Face à la monumentalité de la tâche, ce renouvèlement de la Biennale de Montréal n’est pas le projet d’une seule édition, mais bien de trois. Il s’agit d’un plan lancé en 2014 et censé atteindre son objectif en 2018. La directrice Sylvie Fortin souhaitait en 2014 installer la Biennale montréalaise dans l’imaginaire des gens en véhiculant l’idée que son accomplissement est important. En d’autres mots, elle désirait que l’édition 2014 signale « qu’il se passe quelque chose » à Montréal et que c’est à surveiller (Ledoux 16 octobre 2014). Le communiqué de presse du 6 mai 2014 précise qu’il s’agit de « la première édition dans le positionnement de BNLMTL comme référence dans le réseau des biennales internationales » (Communiqué de presse de BNLMTL : 6 mai 2014). La directrice confirme ensuite aux médias que cette première étape fut accomplie, étant donné l’attente – avec appréhension négative ou avec enthousiasme – impatiente du public à l’endroit de la nouvelle Biennale de Montréal (Ledoux 16 octobre 2014). L’objectif de l’édition 2014 étant accompli, celle de 2016 peut ainsi espérer se voir atteindre son but : « En 2016 on continuera sur notre lancée et on visera plus haut, avec des collaborations plus larges », entrevoit Sylvie Fortin (Delgado 7 mai 2014 : B07). En 2016, l’objectif est de faire rayonner, d’exploiter et d’affirmer l’ensemble du milieu artistique et du milieu académique

qui occupent tous deux une place centrale à Montréal (Delgado 7 mai 2014 : B07). Dans l’optique de Sylvie Fortin, l’édition 2016 atteindra un plus large public.
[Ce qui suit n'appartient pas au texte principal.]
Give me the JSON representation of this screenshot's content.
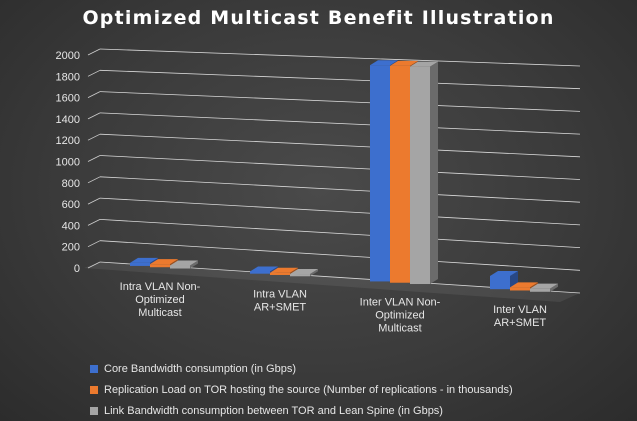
{
  "chart_data": {
    "type": "bar",
    "title": "Optimized Multicast Benefit Illustration",
    "xlabel": "",
    "ylabel": "",
    "ylim": [
      0,
      2000
    ],
    "yticks": [
      "2000",
      "1800",
      "1600",
      "1400",
      "1200",
      "1000",
      "800",
      "600",
      "400",
      "200",
      "0"
    ],
    "categories": [
      [
        "Intra VLAN Non-",
        "Optimized",
        "Multicast"
      ],
      [
        "Intra VLAN",
        "AR+SMET"
      ],
      [
        "Inter VLAN Non-",
        "Optimized",
        "Multicast"
      ],
      [
        "Inter VLAN",
        "AR+SMET"
      ]
    ],
    "series": [
      {
        "name": "Core Bandwidth consumption (in Gbps)",
        "color": "#3d6fce",
        "values": [
          10,
          2,
          1940,
          100
        ]
      },
      {
        "name": "Replication Load on TOR hosting the source (Number of replications - in thousands)",
        "color": "#ec7a2e",
        "values": [
          10,
          2,
          1940,
          10
        ]
      },
      {
        "name": "Link Bandwidth consumption between TOR and Lean Spine (in Gbps)",
        "color": "#a5a5a5",
        "values": [
          10,
          2,
          1940,
          10
        ]
      }
    ],
    "grid": true,
    "legend_position": "bottom",
    "projection": "3d"
  }
}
Si elle se dit satisfaite d’avoir pu attirer des « gros canons » pour la huitième édition, elle croit impératif, en 2016, d’attirer plus de soutien étranger afin de réellement montrer l’exportation des pratiques artistiques, d’écritures et de commissariats québécois (Delgado 7 mai 2014 : B07). Cela représente pour la directrice une mesure de succès qui n’est pas sans rappeler notre description du phénomène des biennales. Face à ce dynamisme, Sylvie Fortin croit que le regret des absents de la seconde édition les mènera à planifier leur visite de l’édition suivante ; c’est à ce moment qu’une biennale devient un incontournable, croit la directrice de BNLMTL (Ledoux : 16 octobre 2014). Ce serait aussi à ce moment que la Biennale de Montréal cesserait de se définir comme un renouvèlement, pour désormais se définir par ce renouvèlement. En effet, en 2018, BNLMTL souhaite atteindre l’objectif final de ce renouveau en trois étapes qui consiste à faire de la Biennale de Montréal un événement incontournable dans le monde (Delgado 7 mai 2014 : B07).